О да. Мирра уже успела расписать причудливыми узорами одну из стен гостиной и теперь вдохновенно трудилась над второй, попутно сообщая миру лихо срифмованные новости о нелегкой судьбе дядьки Амвросия. Карл сидел в кресле и внимал ее речам, десница покоилась на загривке прильнувшего к его ногам черного пса. Судя по блаженному и одновременно заинтересованному выражению лица, Карл был чрезвычайно доволен происходящим, что, безусловно, лишний раз доказывает: мой отец — ангел, сверженный на землю за избыток совершенства, чтобы не служил живым упреком менее продвинутым коллегам.

— То есть в итоге вы подружились, — сказал Карл, обернувшись к нам. — Я почему-то так и думал, что этим кончится. Рад вас видеть, пан Болеслев.

— А меня? — возмутился я.

— Чувства, которые я испытываю при виде тебя, находятся по ту сторону слов. Поэтому даже не знаю, что тут можно сказать.

— Ловко выкрутился, — признал я.

— Я правильно понимаю, что у тебя в кулаке…?

— Ты все правильно понимаешь. Но твой ключ — вот он, — и я достал сверток из кармана куртки.

— Это который семнадцатого века? — спросил Карл, торопливо разворачивая упаковку.

— Это который пятнадцатого. Поздней копии вообще не существует, потому что… В общем, ее нет и никогда не было. Все это время я гулял с оригиналом в кармане. Так получилось.

— Очень хорошо, — невозмутимо кивнул Карл. — Если ты так говоришь, значит… Да, безусловно, это пятнадцатый век. Я уже вижу. Странно, что пан Шнипс…

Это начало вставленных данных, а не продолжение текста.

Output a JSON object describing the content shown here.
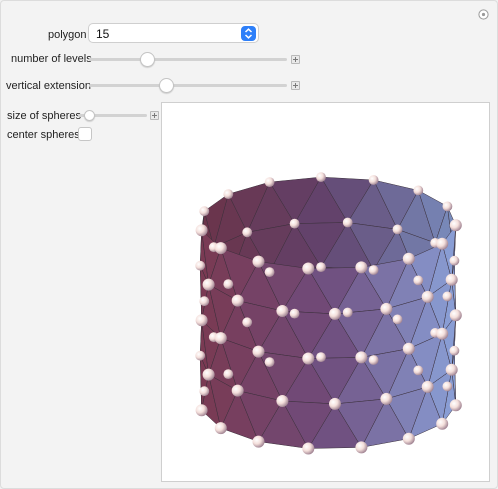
{
  "controls": {
    "polygon": {
      "label": "polygon",
      "selected": "15"
    },
    "levels": {
      "label": "number of levels",
      "value": 0.28
    },
    "vertical": {
      "label": "vertical extension",
      "value": 0.38
    },
    "sphere_size": {
      "label": "size of spheres",
      "value": 0.1
    },
    "center_spheres": {
      "label": "center spheres",
      "checked": false
    }
  },
  "colors": {
    "band_blue": "#8aa1d8",
    "band_purple": "#6f4c7c",
    "band_maroon": "#7a3a52",
    "accent": "#2d7ff9",
    "sphere": "#f2dcd8"
  },
  "icons": {
    "reset": "reset-icon",
    "select_arrow": "updown-chevron-icon",
    "plus": "plus-icon"
  }
}
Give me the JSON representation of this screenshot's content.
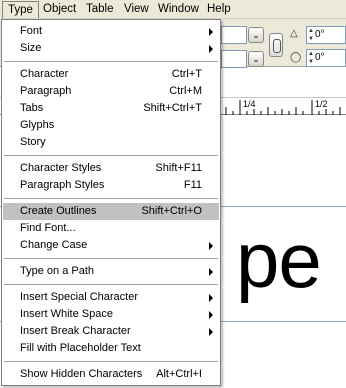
{
  "menubar": {
    "items": [
      "Type",
      "Object",
      "Table",
      "View",
      "Window",
      "Help"
    ]
  },
  "controls": {
    "angle_1": "0°",
    "angle_2": "0°"
  },
  "ruler": {
    "labels": [
      "1/4",
      "1/2"
    ]
  },
  "document": {
    "sample_text": "pe"
  },
  "type_menu": {
    "items": [
      {
        "label": "Font",
        "shortcut": "",
        "submenu": true
      },
      {
        "label": "Size",
        "shortcut": "",
        "submenu": true
      },
      {
        "label": "Character",
        "shortcut": "Ctrl+T",
        "submenu": false
      },
      {
        "label": "Paragraph",
        "shortcut": "Ctrl+M",
        "submenu": false
      },
      {
        "label": "Tabs",
        "shortcut": "Shift+Ctrl+T",
        "submenu": false
      },
      {
        "label": "Glyphs",
        "shortcut": "",
        "submenu": false
      },
      {
        "label": "Story",
        "shortcut": "",
        "submenu": false
      },
      {
        "label": "Character Styles",
        "shortcut": "Shift+F11",
        "submenu": false
      },
      {
        "label": "Paragraph Styles",
        "shortcut": "F11",
        "submenu": false
      },
      {
        "label": "Create Outlines",
        "shortcut": "Shift+Ctrl+O",
        "submenu": false,
        "highlighted": true
      },
      {
        "label": "Find Font...",
        "shortcut": "",
        "submenu": false
      },
      {
        "label": "Change Case",
        "shortcut": "",
        "submenu": true
      },
      {
        "label": "Type on a Path",
        "shortcut": "",
        "submenu": true
      },
      {
        "label": "Insert Special Character",
        "shortcut": "",
        "submenu": true
      },
      {
        "label": "Insert White Space",
        "shortcut": "",
        "submenu": true
      },
      {
        "label": "Insert Break Character",
        "shortcut": "",
        "submenu": true
      },
      {
        "label": "Fill with Placeholder Text",
        "shortcut": "",
        "submenu": false
      },
      {
        "label": "Show Hidden Characters",
        "shortcut": "Alt+Ctrl+I",
        "submenu": false
      }
    ]
  }
}
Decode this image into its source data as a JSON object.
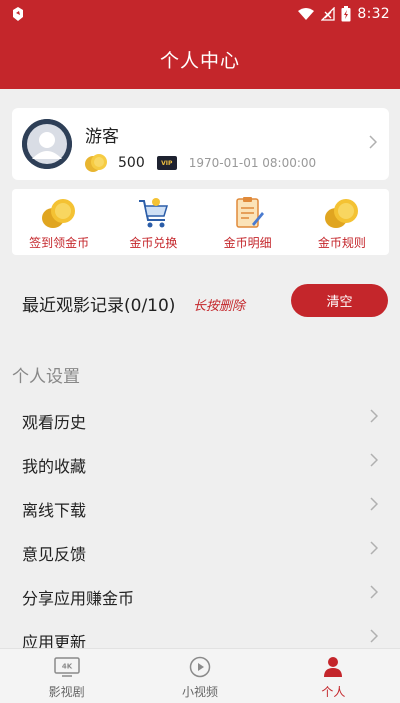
{
  "status_bar": {
    "time": "8:32"
  },
  "header": {
    "title": "个人中心"
  },
  "profile": {
    "username": "游客",
    "coins": "500",
    "vip_label": "VIP",
    "vip_expiry": "1970-01-01 08:00:00"
  },
  "actions": [
    {
      "label": "签到领金币",
      "icon": "coin-stack-icon"
    },
    {
      "label": "金币兑换",
      "icon": "shopping-cart-icon"
    },
    {
      "label": "金币明细",
      "icon": "clipboard-icon"
    },
    {
      "label": "金币规则",
      "icon": "coin-stack-icon"
    }
  ],
  "recent": {
    "title": "最近观影记录(0/10)",
    "hint": "长按删除",
    "clear_label": "清空"
  },
  "settings": {
    "title": "个人设置",
    "items": [
      {
        "label": "观看历史"
      },
      {
        "label": "我的收藏"
      },
      {
        "label": "离线下载"
      },
      {
        "label": "意见反馈"
      },
      {
        "label": "分享应用赚金币"
      },
      {
        "label": "应用更新"
      }
    ]
  },
  "bottom_nav": [
    {
      "label": "影视剧",
      "icon": "4k-tv-icon",
      "active": false
    },
    {
      "label": "小视频",
      "icon": "play-circle-icon",
      "active": false
    },
    {
      "label": "个人",
      "icon": "person-icon",
      "active": true
    }
  ],
  "colors": {
    "brand": "#c4262b",
    "background": "#efefef",
    "card": "#ffffff"
  }
}
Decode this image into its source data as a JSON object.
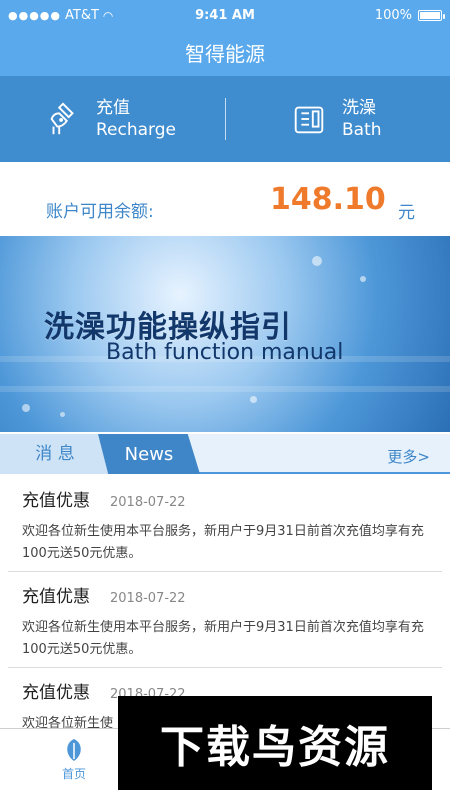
{
  "status_bar": {
    "carrier": "AT&T",
    "time": "9:41 AM",
    "battery": "100%"
  },
  "header": {
    "title": "智得能源"
  },
  "actions": {
    "recharge": {
      "label_cn": "充值",
      "label_en": "Recharge",
      "icon": "recharge-icon"
    },
    "bath": {
      "label_cn": "洗澡",
      "label_en": "Bath",
      "icon": "bath-icon"
    }
  },
  "balance": {
    "label": "账户可用余额:",
    "amount": "148.10",
    "unit": "元"
  },
  "banner": {
    "title_cn": "洗澡功能操纵指引",
    "title_en": "Bath function manual"
  },
  "news_tabs": {
    "messages": "消 息",
    "news": "News",
    "more": "更多>"
  },
  "news_items": [
    {
      "title": "充值优惠",
      "date": "2018-07-22",
      "body": "欢迎各位新生使用本平台服务，新用户于9月31日前首次充值均享有充100元送50元优惠。"
    },
    {
      "title": "充值优惠",
      "date": "2018-07-22",
      "body": "欢迎各位新生使用本平台服务，新用户于9月31日前首次充值均享有充100元送50元优惠。"
    },
    {
      "title": "充值优惠",
      "date": "2018-07-22",
      "body": "欢迎各位新生使"
    }
  ],
  "bottom_nav": {
    "home": "首页"
  },
  "watermark": {
    "text": "下载鸟资源"
  },
  "colors": {
    "header": "#5aa9ec",
    "action_bar": "#3f8ccf",
    "accent_orange": "#ef7a2c",
    "text_blue": "#3d86c9"
  }
}
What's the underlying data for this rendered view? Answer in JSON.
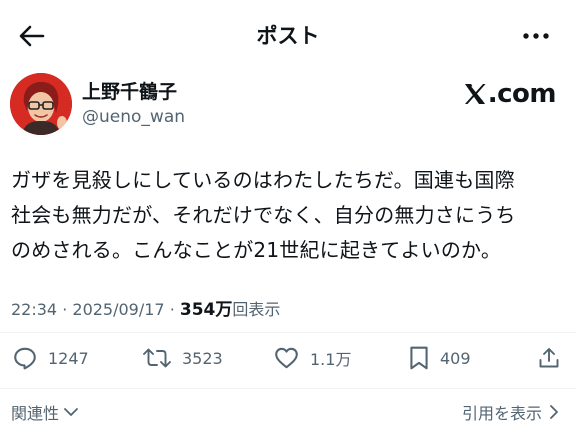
{
  "header": {
    "title": "ポスト",
    "back_icon": "arrow-left-icon",
    "more_icon": "more-horizontal-icon"
  },
  "author": {
    "name": "上野千鶴子",
    "handle": "@ueno_wan",
    "brand": "X.com"
  },
  "post": {
    "lines": [
      "ガザを見殺しにしているのはわたしたちだ。国連も国際",
      "社会も無力だが、それだけでなく、自分の無力さにうち",
      "のめされる。こんなことが21世紀に起きてよいのか。"
    ]
  },
  "meta": {
    "time": "22:34",
    "separator": "·",
    "date": "2025/09/17",
    "views_count": "354万",
    "views_label": "回表示"
  },
  "actions": {
    "replies": "1247",
    "reposts": "3523",
    "likes": "1.1万",
    "bookmarks": "409"
  },
  "footer": {
    "related_label": "関連性",
    "quotes_label": "引用を表示"
  },
  "colors": {
    "text": "#0f1419",
    "secondary": "#536471",
    "divider": "#eff3f4",
    "avatar_bg": "#d62b22"
  }
}
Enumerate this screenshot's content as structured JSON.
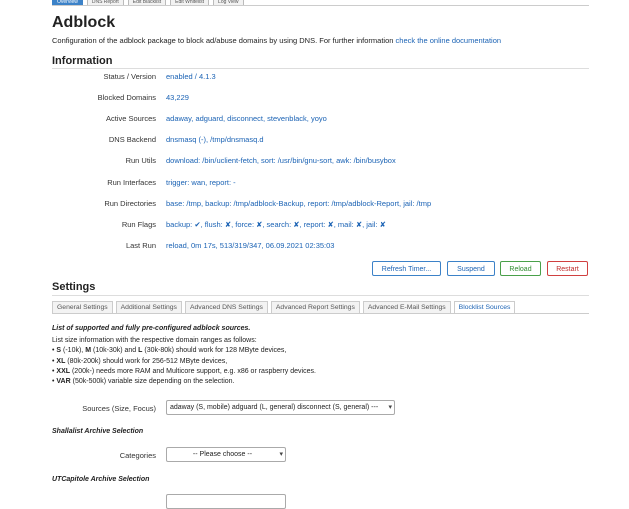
{
  "top_tabs": [
    {
      "label": "Overview",
      "active": true
    },
    {
      "label": "DNS Report"
    },
    {
      "label": "Edit Blacklist"
    },
    {
      "label": "Edit Whitelist"
    },
    {
      "label": "Log View"
    }
  ],
  "page": {
    "title": "Adblock",
    "description": "Configuration of the adblock package to block ad/abuse domains by using DNS. For further information",
    "doc_link": "check the online documentation"
  },
  "information": {
    "heading": "Information",
    "rows": [
      {
        "label": "Status / Version",
        "value": "enabled / 4.1.3"
      },
      {
        "label": "Blocked Domains",
        "value": "43,229"
      },
      {
        "label": "Active Sources",
        "value": "adaway, adguard, disconnect, stevenblack, yoyo"
      },
      {
        "label": "DNS Backend",
        "value": "dnsmasq (-), /tmp/dnsmasq.d"
      },
      {
        "label": "Run Utils",
        "value": "download: /bin/uclient-fetch, sort: /usr/bin/gnu-sort, awk: /bin/busybox"
      },
      {
        "label": "Run Interfaces",
        "value": "trigger: wan, report: -"
      },
      {
        "label": "Run Directories",
        "value": "base: /tmp, backup: /tmp/adblock-Backup, report: /tmp/adblock-Report, jail: /tmp"
      },
      {
        "label": "Run Flags",
        "value": "backup: ✔, flush: ✘, force: ✘, search: ✘, report: ✘, mail: ✘, jail: ✘"
      },
      {
        "label": "Last Run",
        "value": "reload, 0m 17s, 513/319/347, 06.09.2021 02:35:03"
      }
    ]
  },
  "actions": {
    "refresh_timer": "Refresh Timer...",
    "suspend": "Suspend",
    "reload": "Reload",
    "restart": "Restart"
  },
  "settings": {
    "heading": "Settings",
    "tabs": [
      {
        "label": "General Settings"
      },
      {
        "label": "Additional Settings"
      },
      {
        "label": "Advanced DNS Settings"
      },
      {
        "label": "Advanced Report Settings"
      },
      {
        "label": "Advanced E-Mail Settings"
      },
      {
        "label": "Blocklist Sources",
        "active": true
      }
    ]
  },
  "blocklist": {
    "title": "List of supported and fully pre-configured adblock sources.",
    "intro": "List size information with the respective domain ranges as follows:",
    "items": [
      {
        "b1": "S",
        "t1": " (-10k), ",
        "b2": "M",
        "t2": " (10k-30k) and ",
        "b3": "L",
        "t3": " (30k-80k) should work for 128 MByte devices,"
      },
      {
        "b1": "XL",
        "t1": " (80k-200k) should work for 256-512 MByte devices,",
        "b2": "",
        "t2": "",
        "b3": "",
        "t3": ""
      },
      {
        "b1": "XXL",
        "t1": " (200k-) needs more RAM and Multicore support, e.g. x86 or raspberry devices.",
        "b2": "",
        "t2": "",
        "b3": "",
        "t3": ""
      },
      {
        "b1": "VAR",
        "t1": " (50k-500k) variable size depending on the selection.",
        "b2": "",
        "t2": "",
        "b3": "",
        "t3": ""
      }
    ],
    "sources_label": "Sources (Size, Focus)",
    "sources_value": "adaway (S, mobile) adguard (L, general) disconnect (S, general) ---",
    "shallalist_heading": "Shallalist Archive Selection",
    "categories_label": "Categories",
    "categories_value": "-- Please choose --",
    "utcapitole_heading": "UTCapitole Archive Selection"
  }
}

— Иржи был вынужден дать неверное экспертное заключение. Если хотите, я могу подробно все рассказать, — предложил Лев.

— Ну, если вас это не затруднит, буду очень рад выслушать объяснения. — Карл лучезарно улыбнулся, не отрывая глаз от ключа.

В их обмен любезностями решительно вторглась Мирра:

— Ходит барин с голым задом по некошеным лугам! И грозит чудесной штукой в небеса своим врагам. Там вселенско чудотворство, в нем велико бытие. Токмо вздесь кругом масонство, одолело жидовье!

— На этой оптимистической ноте предлагаю вам перевести дух, — ласково сказал ей Карл. — Тем более Рената уже приближается. Слышите ее тяжелую поступь?

— С каких это пор у меня тяжелая поступь? — возмутилась Рената, водружая на стол блюдо с туманным от ароматного пара пирогом.

— С тех пор как я назначил тебя временно исполняющей обязанности персонификации неотвратимого рока, — торжественно объявил Карл. Он сегодня явно был в ударе.

И тут загремел колокол, исполняющий в нашем доме обязанность дверного звонка.

— Это, подозреваю, еще один гость, — вздохнул я. — И даже догадываюсь, кто именно.

И отправился вниз, чувствуя себя профессором Мориарти, на чьи именины явился Шерлок Холмс. С одной стороны, сам пирогом заманил, а с другой, в пропасть его швырнуть хочется — мочи нет. Я все еще сердился на Митю — очень трудно вот так сразу возлюбить ближнего, который выставил тебя идиотом. Сколько ни тверди себе, что сам свалял дурака, а объединенный хор внутренних голосов будет гнуть свое: «Вот именно поэтому!» — поди тут возрази.

Я открыл дверь и застыл как вкопанный. На пороге стояла дама, облаченная в цветную многослойную юбку, пышную, как у участницы танцевального ансамбля. Плечи ее были элегантно укутаны в шерстяное одеяло, на голове красовалась шляпа-котелок — самая знаменитая деталь традиционного костюма боливийских крестьянок.

— Я хочу яблочного пирога, — визгливым фальцетом сказала моя прекрасная гостья. И уже нормальным человеческим голосом спросила: — Я помилован? Настоящая чола,[44] как ты заказывал.

— Что с тобой делать, — вздохнул я. — Заходи. Но в самолете тебя вроде не было.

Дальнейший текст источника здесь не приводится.